Seyed Moein Abtahi, Rasa Rahnema, Hetkumar Patel, Neel Patel, Majid Fekri, Tara Khani

2026-04-27

Memanto: Typed Semantic Memory with Information-Theoretic Retrieval for Long-Horizon Agents

Summary

This paper introduces Memanto, a new way to give AI agents a memory, and shows it works better than current methods.

What's the problem?

As AI agents become more complex and need to remember things over longer conversations, their 'memory' becomes a major problem. Current systems use complicated methods like knowledge graphs, which require a lot of computing power to store and retrieve information, slowing things down and adding complexity. They need to constantly analyze data, maintain the structure of the memory, and search through it using multiple steps.

What's the solution?

The researchers created Memanto, a simpler memory system for AI agents. Instead of a complex knowledge graph, Memanto uses a set of thirteen pre-defined categories to organize information. It also has a way to automatically resolve conflicting information and keeps track of changes over time. The key to its speed is a new type of database called Moorcheh's Information Theoretic Search, which finds information quickly – in under ninety milliseconds – without needing to 'index' the data beforehand, meaning there's no delay when adding new memories.

Why it matters?

Memanto is important because it significantly improves the accuracy of AI agent memory, achieving top results on standard tests. It does this while being faster, simpler to operate, and requiring less computing power than existing systems. This makes it more practical to build and deploy AI agents that can reliably remember and use information over extended periods, paving the way for more capable and useful AI.

Abstract

The transition from stateless language model inference to persistent, multi session autonomous agents has revealed memory to be a primary architectural bottleneck in the deployment of production grade agentic systems. Existing methodologies largely depend on hybrid semantic graph architectures, which impose substantial computational overhead during both ingestion and retrieval. These systems typically require large language model mediated entity extraction, explicit graph schema maintenance, and multi query retrieval pipelines. This paper introduces Memanto, a universal memory layer for agentic artificial intelligence that challenges the prevailing assumption that knowledge graph complexity is necessary to achieve high fidelity agent memory.
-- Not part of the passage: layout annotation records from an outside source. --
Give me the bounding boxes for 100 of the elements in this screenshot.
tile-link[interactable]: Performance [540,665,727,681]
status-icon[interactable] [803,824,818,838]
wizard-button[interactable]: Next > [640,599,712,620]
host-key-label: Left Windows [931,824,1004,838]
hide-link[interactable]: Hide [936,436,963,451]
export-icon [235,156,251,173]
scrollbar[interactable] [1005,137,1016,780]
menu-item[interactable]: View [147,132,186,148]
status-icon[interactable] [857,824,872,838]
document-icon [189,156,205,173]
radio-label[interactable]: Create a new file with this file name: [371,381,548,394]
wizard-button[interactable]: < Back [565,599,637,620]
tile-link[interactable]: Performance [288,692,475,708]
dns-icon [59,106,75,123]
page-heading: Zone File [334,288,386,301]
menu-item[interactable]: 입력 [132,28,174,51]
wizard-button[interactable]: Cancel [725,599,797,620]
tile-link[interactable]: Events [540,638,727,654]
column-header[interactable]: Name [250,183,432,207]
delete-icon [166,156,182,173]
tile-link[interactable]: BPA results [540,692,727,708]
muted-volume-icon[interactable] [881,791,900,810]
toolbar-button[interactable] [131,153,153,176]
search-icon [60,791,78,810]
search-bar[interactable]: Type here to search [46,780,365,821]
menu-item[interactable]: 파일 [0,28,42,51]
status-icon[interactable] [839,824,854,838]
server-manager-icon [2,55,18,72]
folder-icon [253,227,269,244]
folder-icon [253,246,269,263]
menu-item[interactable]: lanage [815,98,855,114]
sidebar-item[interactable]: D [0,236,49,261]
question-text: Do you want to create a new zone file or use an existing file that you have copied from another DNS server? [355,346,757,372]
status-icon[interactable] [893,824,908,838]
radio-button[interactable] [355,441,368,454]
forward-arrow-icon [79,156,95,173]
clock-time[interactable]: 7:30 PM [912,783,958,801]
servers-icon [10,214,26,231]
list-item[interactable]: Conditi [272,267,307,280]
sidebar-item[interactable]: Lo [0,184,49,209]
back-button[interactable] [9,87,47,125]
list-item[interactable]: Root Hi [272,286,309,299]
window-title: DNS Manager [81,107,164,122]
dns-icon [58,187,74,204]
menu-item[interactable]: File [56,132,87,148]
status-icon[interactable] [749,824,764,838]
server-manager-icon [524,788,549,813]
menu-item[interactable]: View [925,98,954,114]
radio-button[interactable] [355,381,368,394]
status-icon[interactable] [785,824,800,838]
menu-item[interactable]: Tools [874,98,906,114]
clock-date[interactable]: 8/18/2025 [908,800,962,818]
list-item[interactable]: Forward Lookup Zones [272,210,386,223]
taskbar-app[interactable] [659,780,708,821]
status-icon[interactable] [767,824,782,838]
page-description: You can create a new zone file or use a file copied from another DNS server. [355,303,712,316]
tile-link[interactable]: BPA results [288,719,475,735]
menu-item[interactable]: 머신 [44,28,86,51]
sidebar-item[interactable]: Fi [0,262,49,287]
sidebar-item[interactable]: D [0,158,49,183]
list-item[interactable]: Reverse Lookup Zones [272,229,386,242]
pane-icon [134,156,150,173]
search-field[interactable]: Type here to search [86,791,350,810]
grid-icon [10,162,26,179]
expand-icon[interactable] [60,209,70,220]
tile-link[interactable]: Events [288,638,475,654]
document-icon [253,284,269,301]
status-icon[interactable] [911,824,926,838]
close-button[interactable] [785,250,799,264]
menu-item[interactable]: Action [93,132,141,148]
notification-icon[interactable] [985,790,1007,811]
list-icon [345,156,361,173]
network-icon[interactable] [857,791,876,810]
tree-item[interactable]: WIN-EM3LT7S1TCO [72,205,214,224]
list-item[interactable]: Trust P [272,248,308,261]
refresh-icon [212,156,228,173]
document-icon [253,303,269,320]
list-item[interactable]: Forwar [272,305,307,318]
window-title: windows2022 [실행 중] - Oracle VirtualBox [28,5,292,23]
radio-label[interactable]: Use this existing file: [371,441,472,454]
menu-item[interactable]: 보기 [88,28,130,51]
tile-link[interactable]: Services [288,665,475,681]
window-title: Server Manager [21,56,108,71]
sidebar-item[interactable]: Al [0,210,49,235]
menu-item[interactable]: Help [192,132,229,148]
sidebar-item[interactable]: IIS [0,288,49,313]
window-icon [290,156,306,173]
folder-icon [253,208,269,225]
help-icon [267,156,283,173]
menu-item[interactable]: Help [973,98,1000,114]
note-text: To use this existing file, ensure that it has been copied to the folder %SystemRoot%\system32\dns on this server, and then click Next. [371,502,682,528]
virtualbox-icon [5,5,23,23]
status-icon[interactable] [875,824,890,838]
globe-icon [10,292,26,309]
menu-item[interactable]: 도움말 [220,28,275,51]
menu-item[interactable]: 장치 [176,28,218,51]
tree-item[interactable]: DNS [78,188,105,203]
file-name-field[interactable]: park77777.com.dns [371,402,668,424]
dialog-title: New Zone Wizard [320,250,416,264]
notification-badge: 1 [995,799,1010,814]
Memanto integrates a typed semantic memory schema comprising thirteen predefined memory categories, an automated conflict resolution mechanism, and temporal versioning. These components are enabled by Moorcheh's Information Theoretic Search engine, a no indexing semantic database that provides deterministic retrieval within sub ninety millisecond latency while eliminating ingestion delay. Through systematic benchmarking on the LongMemEval and LoCoMo evaluation suites, Memanto achieves state of the art accuracy scores of 89.8 percent and 87.1 percent respectively. These results surpass all evaluated hybrid graph and vector based systems while requiring only a single retrieval query, incurring no ingestion cost, and maintaining substantially lower operational complexity. A five stage progressive ablation study is presented to quantify the contribution of each architectural component, followed by a discussion of the implications for scalable deployment of agentic memory systems.